Williams earned her bachelor’s degree in engineering from the University of Miami and holds a master’s degree in business administration from Nova Southeastern University. Williams lives in South Florida with her family.

Amy Edmondson

At no other point in recent history has psychological safety been more important – not only in the workplace, but in every area of society due to the pandemic. Such an environment is requiring leaders across sectors to reconsider the rules and tools they apply when managing teams. As they work on strategies to successfully move business forward, they must also address the elevated concerns employees now have around physical safety, job security, mental health, family life and isolation. All of these pressing issues make the important work of Harvard Business School (HBS) Professor Amy Edmondson even more timely and relevant.

Edmondson, a renowned expert on organizational learning and leadership and the #1 ranked thinker in the world by Thinkers50, has been studying psychological safety and workplace behaviors for over 20 years. During that time, her work has helped major firms vastly improve performance by building an environment of psychological safety, transparency and collaborative teaming, which ultimately leads to more effective operations, invested employees and a healthier bottom line. She shares a handful of representative case studies in her 2018 bestselling book, “The Fearless Organization: Creating Psychological Safety in the Workplace for Learning, Innovation and Growth.”

As the Novartis Professor of Leadership and Management at HBS – a chair established to support the study of human interactions that lead to the creation of successful enterprises – Edmondson helps organizations identify barriers to success that are often hidden inside a workplace culture by ensuring people feel safe to speak up about problems they see and welcome to offer suggestions for doing things better, without fear of reprisal.

“Absent data on what’s not working, it’s all but impossible to know what to fix and how to fix it. No data, no progress,” wrote Edmondson in a March, 2020 Harvard Business Review article. “It takes courage to choose transparency — and wisdom to know that the choice is the right one for achieving the goals that matter to all.”

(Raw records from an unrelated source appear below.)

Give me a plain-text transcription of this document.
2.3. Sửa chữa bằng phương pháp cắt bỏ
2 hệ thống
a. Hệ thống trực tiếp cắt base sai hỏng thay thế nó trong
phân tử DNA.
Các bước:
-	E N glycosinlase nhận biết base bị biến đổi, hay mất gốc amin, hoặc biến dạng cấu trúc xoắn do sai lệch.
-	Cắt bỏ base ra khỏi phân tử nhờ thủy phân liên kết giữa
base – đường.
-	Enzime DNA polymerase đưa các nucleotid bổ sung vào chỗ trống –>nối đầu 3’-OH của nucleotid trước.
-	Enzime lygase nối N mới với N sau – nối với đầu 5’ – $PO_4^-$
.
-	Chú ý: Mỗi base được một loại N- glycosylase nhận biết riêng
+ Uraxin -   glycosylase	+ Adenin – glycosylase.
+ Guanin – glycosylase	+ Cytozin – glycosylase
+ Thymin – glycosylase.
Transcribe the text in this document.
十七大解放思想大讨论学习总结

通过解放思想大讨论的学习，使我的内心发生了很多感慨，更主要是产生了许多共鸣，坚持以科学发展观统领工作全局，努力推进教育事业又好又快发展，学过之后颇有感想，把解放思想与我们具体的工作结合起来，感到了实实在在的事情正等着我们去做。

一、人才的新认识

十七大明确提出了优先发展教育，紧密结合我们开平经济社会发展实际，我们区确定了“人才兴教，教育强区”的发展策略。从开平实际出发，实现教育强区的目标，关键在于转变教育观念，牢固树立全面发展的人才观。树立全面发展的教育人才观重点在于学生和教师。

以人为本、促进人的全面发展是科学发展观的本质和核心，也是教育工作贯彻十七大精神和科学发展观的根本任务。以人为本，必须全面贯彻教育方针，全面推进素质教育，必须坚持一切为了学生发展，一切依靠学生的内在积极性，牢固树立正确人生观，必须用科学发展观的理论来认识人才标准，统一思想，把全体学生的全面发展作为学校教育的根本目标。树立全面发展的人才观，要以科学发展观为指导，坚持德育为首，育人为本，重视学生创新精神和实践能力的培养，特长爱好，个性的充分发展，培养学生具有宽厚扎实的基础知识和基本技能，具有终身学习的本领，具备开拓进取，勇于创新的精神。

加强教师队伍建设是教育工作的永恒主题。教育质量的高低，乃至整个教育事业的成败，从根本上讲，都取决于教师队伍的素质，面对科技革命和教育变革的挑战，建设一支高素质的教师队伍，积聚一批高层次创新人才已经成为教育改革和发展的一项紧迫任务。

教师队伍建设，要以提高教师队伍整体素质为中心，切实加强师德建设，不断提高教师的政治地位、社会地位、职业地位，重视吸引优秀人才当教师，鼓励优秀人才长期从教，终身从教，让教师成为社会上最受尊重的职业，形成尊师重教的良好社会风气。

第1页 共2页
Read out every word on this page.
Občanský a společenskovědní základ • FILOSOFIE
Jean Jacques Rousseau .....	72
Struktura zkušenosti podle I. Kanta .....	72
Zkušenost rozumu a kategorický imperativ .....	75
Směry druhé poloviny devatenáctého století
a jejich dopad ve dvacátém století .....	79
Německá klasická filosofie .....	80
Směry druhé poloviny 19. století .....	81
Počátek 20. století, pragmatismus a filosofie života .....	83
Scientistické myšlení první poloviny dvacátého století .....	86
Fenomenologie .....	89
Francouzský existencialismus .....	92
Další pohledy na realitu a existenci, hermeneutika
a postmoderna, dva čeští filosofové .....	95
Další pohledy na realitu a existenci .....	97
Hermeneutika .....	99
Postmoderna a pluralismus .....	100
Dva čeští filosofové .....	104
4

Over the years, Edmondson and her colleagues have conducted numerous studies showing the progress made at companies where problems were “placed firmly in bright sunlight” and highlighting the catastrophes that ensued when they were not. The results further confirmed that organizations that create paths for speaking up are more effective in dealing with challenges of every kind.

While any organization can be classified as a complex, error-prone system, Edmondson sees hospitals as particularly revealing case studies since activities move quickly and the stakes are high. One of her cases involved a hospital setting rife with finger pointing and blame that made it extremely difficult for anyone to speak up about mistakes and problems. Edmondson documents how a new COO worked to shift the culture by reframing the language around problems, changing words like “error” to “accident” and “investigation” to “study.” This moved failure analyses from an exercise in “who did it?” to a neutral “what happened?” which, in turn, gave employees a comfort level with reporting problems and superiors the information they needed to address issues and make changes.

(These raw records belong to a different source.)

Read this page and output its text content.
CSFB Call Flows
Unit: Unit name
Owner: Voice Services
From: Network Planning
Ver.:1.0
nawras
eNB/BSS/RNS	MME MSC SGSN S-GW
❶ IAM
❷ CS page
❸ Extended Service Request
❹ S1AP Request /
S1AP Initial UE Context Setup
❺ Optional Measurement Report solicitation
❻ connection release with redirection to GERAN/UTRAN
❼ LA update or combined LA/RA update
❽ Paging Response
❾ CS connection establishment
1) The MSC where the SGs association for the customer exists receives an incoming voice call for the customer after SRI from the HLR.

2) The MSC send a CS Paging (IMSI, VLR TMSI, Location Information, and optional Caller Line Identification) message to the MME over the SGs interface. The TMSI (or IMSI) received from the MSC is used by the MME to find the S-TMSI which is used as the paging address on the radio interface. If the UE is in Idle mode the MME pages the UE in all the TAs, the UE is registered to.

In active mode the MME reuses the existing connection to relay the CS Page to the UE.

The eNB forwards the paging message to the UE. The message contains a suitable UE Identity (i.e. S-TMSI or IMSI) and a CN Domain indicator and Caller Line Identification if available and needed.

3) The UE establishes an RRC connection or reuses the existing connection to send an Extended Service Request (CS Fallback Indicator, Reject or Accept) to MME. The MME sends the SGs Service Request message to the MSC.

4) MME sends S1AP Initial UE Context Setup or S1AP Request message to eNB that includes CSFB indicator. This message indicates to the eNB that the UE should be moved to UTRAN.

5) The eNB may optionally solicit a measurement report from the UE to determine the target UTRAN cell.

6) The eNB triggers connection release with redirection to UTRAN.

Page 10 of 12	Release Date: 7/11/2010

“When the bad news starts pouring in — whether reporting crimes in a city, medical errors in a hospital, or new patient cases in a pandemic — this actually means you’ve jumped over your first hurdle to success,” says Edmondson. “With accurate information, people can turn their attention and skills to the challenges of developing novel solutions to the newly visible problems. Rather than living with false confidence that all is well, leaders and subject matter experts alike can instead get to work on what needs to be done.”

And for those companies who believe everything is fine, Edmondson warns that may not be good enough, and certainly won’t be five years from now.

“You can be part of a great organization that is still a complex, error-prone system,” says Edmondson. “Leaders must assume around every corner is a potential problem or a chance to do something better. The idea is to flip thinking from ‘we don’t have a problem’ to “how can we improve?”